By Scott Ross
In the late ’80s, after a decade of sour, smart-ass movies, most an outgrowth of the popularity of television’s Saturday Night and nearly all of which militantly eschewed romance, at least as an adult would recognize it, Moonstruck seemed like a gift from the Gods: A bright, funny and emotionally centered romantic comedy full of wonderful characters and delightful actors, a narrative arc that while modest was at the same time intelligent, fulsome and satisfying, and the unmistakable feel of talented people engaged in work that inspired them. The picture was a lush Valentine, and although the studio didn’t think much of it, its audiences were ecstatic.
They had every reason to be. John Patrick Shanley’s original script was intended to be a play, and could have been very effective in that form, although nothing in it is noticeably stagy or artificial, and it’s deeply pleasurable. While the movie is not remotely realistic — indeed, its romantic naturalism is a large part of its charm — its oddball characters are quirky in an entirely human way. And the actors make them shimmer, from Cher in the leading role of a widowed, self-styled frump avoiding romance because she believes her first marriage was cursed to Gina DeAngeles as a bitter old woman Cher encounters at the airport and who gets one of the picture’s biggest laughs. Shanley’s background, of course, is Irish, but he observed Italians closely from an early age and it seems to me he gets the details right, albeit refracted through the prism of a gentle, slightly screwball comedy. I don’t think Norman Jewison’s direction could be improved upon, nor Lou Lombardo’s sprightly editing, and David Watkin’s rich, warm cinematography is the perfect complement to the movie’s close-knit family milieu.
The perfect cast, nearly every one of whom contributes at least one small bit of comic greatness, includes Olympia Dukakis as the wife and mother certain her husband is philandering and who gets a lovely moment of lightly flirting connection with a stranger at a neighborhood restaurant; Vincent Gardenia as her wayward mate, convinced that a midlife affair will forestall death; Danny Aiello as the hag-ridden mama’s boy to whom Cher is engaged; Julie Bovasso and Louis Guss as her erotically playful aunt and uncle; John Mahoney, both melancholy and amusing as a communications professor unable to communicate with the female students he is perpetually drawn to; the adorable Anita Gillette as Gardenia’s plump little dumpling of a paramour; and Feodor Chaliapin Jr. as the family’s ancient grandfather, as besotted by that big, cheesy moon over Brooklyn as his granddaughter and whose shining face as he extols “La bella luna” becomes the rhapsodic spirit of the picture.

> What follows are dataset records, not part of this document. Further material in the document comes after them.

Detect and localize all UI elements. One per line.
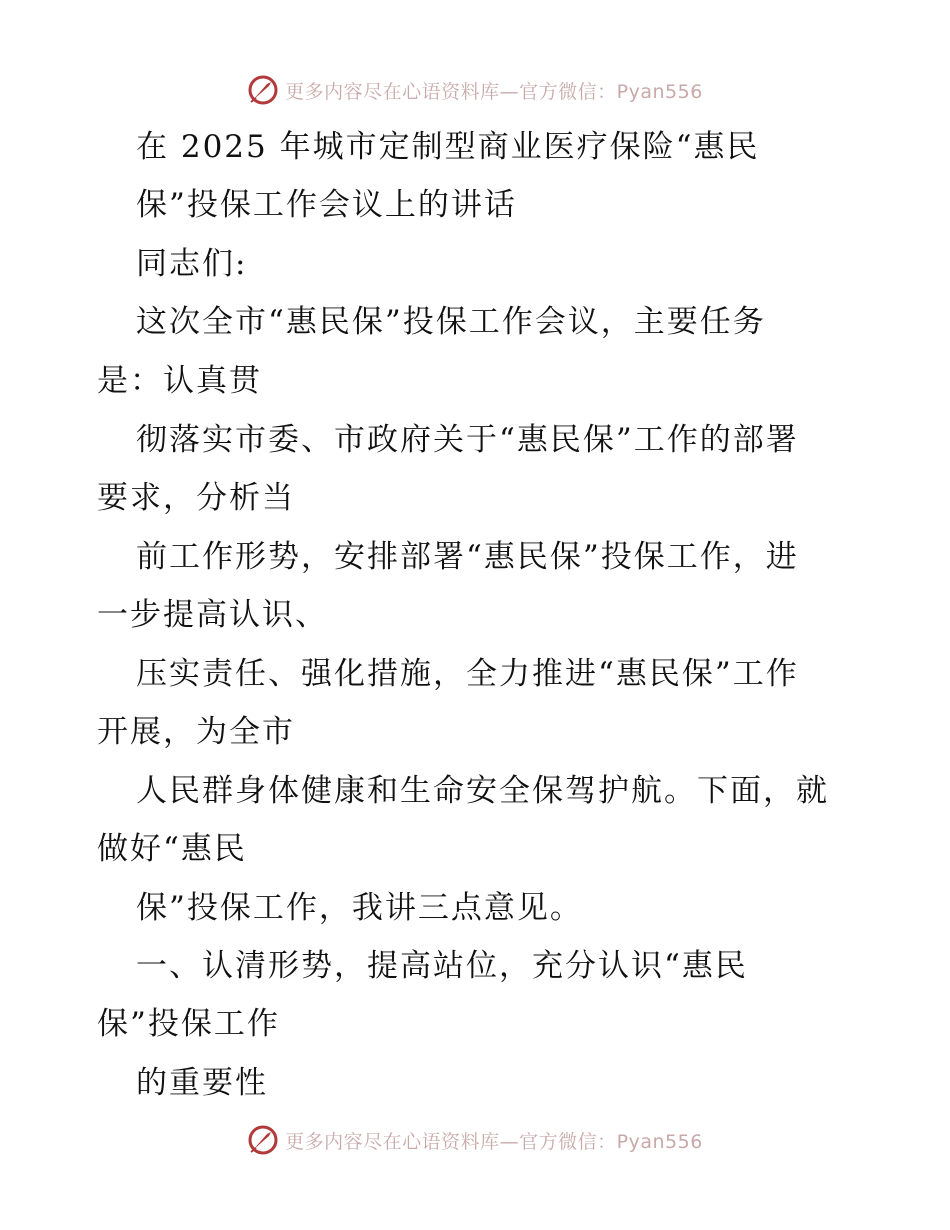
text-line: 压实责任、强化措施，全力推进“惠民保”工作 xyxy=(136,656,799,692)
text-line: 要求，分析当 xyxy=(97,480,295,516)
quill-logo-icon xyxy=(247,1124,279,1156)
text-line: 彻落实市委、市政府关于“惠民保”工作的部署 xyxy=(136,422,799,458)
watermark-text: 更多内容尽在心语资料库—官方微信：Pyan556 xyxy=(285,1130,703,1153)
header-watermark xyxy=(0,70,950,110)
text-line: 做好“惠民 xyxy=(97,831,247,867)
footer-watermark xyxy=(0,1120,950,1160)
title-line-2: 保”投保工作会议上的讲话 xyxy=(136,187,517,223)
salutation: 同志们: xyxy=(136,246,248,282)
watermark-text: 更多内容尽在心语资料库—官方微信：Pyan556 xyxy=(285,80,703,103)
text-line: 前工作形势，安排部署“惠民保”投保工作，进 xyxy=(136,539,799,575)
text-line: 一步提高认识、 xyxy=(97,597,328,633)
text-line: 保”投保工作，我讲三点意见。 xyxy=(136,890,583,926)
text-line: 开展，为全市 xyxy=(97,714,295,750)
text-line: 这次全市“惠民保”投保工作会议，主要任务 xyxy=(136,304,766,340)
text-line: 是：认真贯 xyxy=(97,363,262,399)
section-heading-line-3: 的重要性 xyxy=(136,1065,268,1101)
wechat-id: Pyan556 xyxy=(616,80,703,103)
title-line-1: 在 2025 年城市定制型商业医疗保险“惠民 xyxy=(136,129,760,165)
section-heading-line-2: 保”投保工作 xyxy=(97,1006,280,1042)
wechat-id: Pyan556 xyxy=(616,1130,703,1153)
section-heading-line-1: 一、认清形势，提高站位，充分认识“惠民 xyxy=(136,948,748,984)
quill-logo-icon xyxy=(247,74,279,106)
text-line: 人民群身体健康和生命安全保驾护航。下面，就 xyxy=(136,773,829,809)
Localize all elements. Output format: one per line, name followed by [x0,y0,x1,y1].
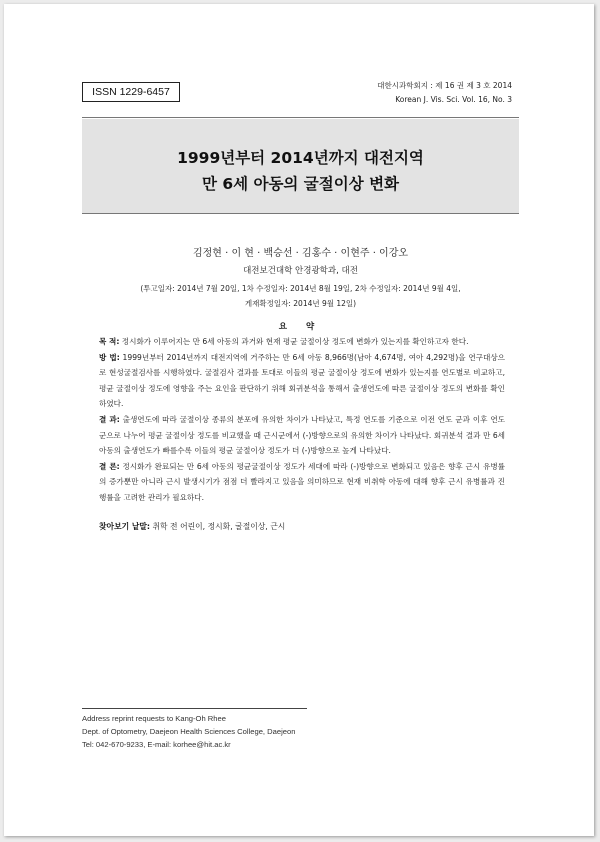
keywords-label: 찾아보기 낱말: [99,522,151,531]
issn-box: ISSN 1229-6457 [82,82,180,102]
footnote [82,712,295,751]
purpose-text: 정시화가 이루어지는 만 6세 아동의 과거와 현재 평균 굴절이상 정도에 변화가 있는지를 확인하고자 한다. [121,337,469,346]
title-top-rule [82,117,519,118]
submission-dates-line-1: (투고일자: 2014년 7월 20일, 1차 수정일자: 2014년 8월 19일, 2차 수정일자: 2014년 9월 4일, [140,284,461,293]
results-text: 출생연도에 따라 굴절이상 종류의 분포에 유의한 차이가 나타났고, 특정 연도를 기준으로 이전 연도 군과 이후 연도 군으로 나누어 평균 굴절이상 정도를 비교했을 때 근시군에서 (-)방향으로의 유의한 차이가 나타났다. 회귀분석 결과 만 6세 아동의 출생연도가 빠를수록 이들의 평균 굴절이상 정도가 더 (-)방향으로 높게 나타났다. [99,414,505,456]
footnote-rule [82,708,307,709]
footnote-line-2: Dept. of Optometry, Daejeon Health Sciences College, Daejeon [82,727,296,736]
submission-dates-line-2: 게재확정일자: 2014년 9월 12일) [244,299,357,308]
journal-citation-ko: 대한시과학회지 : 제 16 권 제 3 호 2014 [377,81,512,90]
purpose-label: 목 적: [99,337,120,346]
abstract-body [99,334,505,506]
abstract-purpose [99,334,505,350]
conclusion-label: 결 론: [99,461,120,471]
journal-citation-en: Korean J. Vis. Sci. Vol. 16, No. 3 [395,95,512,104]
conclusion-text: 정시화가 완료되는 만 6세 아동의 평균굴절이상 정도가 세대에 따라 (-)방향으로 변화되고 있음은 향후 근시 유병률의 증가뿐만 아니라 근시 발생시기가 점점 더 빨라지고 있음을 의미하므로 현재 비취학 아동에 대해 향후 근시 유병률과 진행률을 고려한 관리가 필요하다. [99,461,505,502]
abstract-conclusion [99,459,505,506]
footnote-line-3: Tel: 042-670-9233, E-mail: korhee@hit.ac.kr [82,740,231,749]
paper-title-line-1: 1999년부터 2014년까지 대전지역 [177,149,424,167]
author-list: 김정현 · 이 현 · 백승선 · 김홍수 · 이현주 · 이강오 [192,248,409,259]
keywords-text: 취학 전 어린이, 정시화, 굴절이상, 근시 [152,522,286,531]
footnote-line-1: Address reprint requests to Kang-Oh Rhee [82,714,226,723]
abstract-results [99,412,505,459]
title-bottom-rule [82,213,519,214]
affiliation: 대전보건대학 안경광학과, 대전 [243,266,358,276]
methods-text: 1999년부터 2014년까지 대전지역에 거주하는 만 6세 아동 8,966명(남아 4,674명, 여아 4,292명)을 연구대상으로 현성굴절검사를 시행하였다. 굴절검사 결과를 토대로 이들의 평균 굴절이상 정도에 변화가 있는지를 연도별로 비교하고, 평균 굴절이상 정도에 영향을 주는 요인을 판단하기 위해 회귀분석을 통해서 출생연도에 따른 굴절이상 정도의 변화를 확인하였다. [99,352,505,409]
abstract-methods [99,350,505,412]
paper-title-line-2: 만 6세 아동의 굴절이상 변화 [201,175,400,193]
abstract-heading: 요 약 [278,322,323,332]
methods-label: 방 법: [99,352,120,362]
keywords [99,521,505,532]
results-label: 결 과: [99,414,120,424]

Nicholas Cage has never been a favorite of mine; he strikes me as one of those troubled figures who, if he didn’t have acting as an outlet, would probably either harm himself or end up in a padded room. Cher envisioned him in the role of her unexpected inamorata, lobbied hard for his casting (she threatened to pull out of the picture if he wasn’t in it) and she was right. Cage somehow manages to bring a warmth and sweetness as well as an edge of dangerous rage to the part of the embittered baker that coalesce and resolve into something very close to lovable, a word I don’t think I’ve ever associated with Cage outside of this movie.
As Loretta, who has convinced herself that not marrying her deceased husband in a church somehow caused his accidental death and who is afraid to make herself vulnerable again, only to find love in the unlikeliest place and with, seemingly, the least apposite of men, Cher is utterly luminous. This is not an ugly duckling role — Loretta isn’t unattractive, she simply doesn’t care enough to cultivate her natural pulchritude — but Cher is as convincing in the movie’s first half, with her graying, stringy curls and thick eyebrows as she is when she gives in to her buried romanticism and indulges in a Cinderella makeover. (Literally: The salon she frequents is called Cinderella.) When, on the street facing Cage and her own warring emotions (and, reportedly, freezing in the New York cold) she looks up with her great, shining doe eyes, the snow softly falling in an echo of La bohème, the opera they’ve just seen, she is the embodiment of romantic hope in a world that, when not suppressing love, does little to encourage it. And she gets one of the great moments in American movie comedy when Cage’s one-handed baker confesses he loves her and she slaps his face and barks, “Snap out of it!” This was a line you heard quoted over and over in the late ’80s, and for good reason: It summed up both Loretta’s unyielding pragmatism and a national mood of cynicism that couldn’t quite believe in the possibility of love, even as it longed rather desperately for it.
Moonstruck somehow encapsulated that desire, and gave an audience as starved for romantic comedy as for romance itself, an outlet for its yearning. That no Hollywood studio capitalized on that rather obvious niche is unsurprising; whenever an odd movie breaks out of the cookie-cutter mold, defies the odds and connects with a large swath of ticket-buyers it gets labeled “a non-recurring phenomenon.” That almost no other contemporary screenwriters or directors bothered (quick: name the great romantic comedies since) says something else entirely, about them.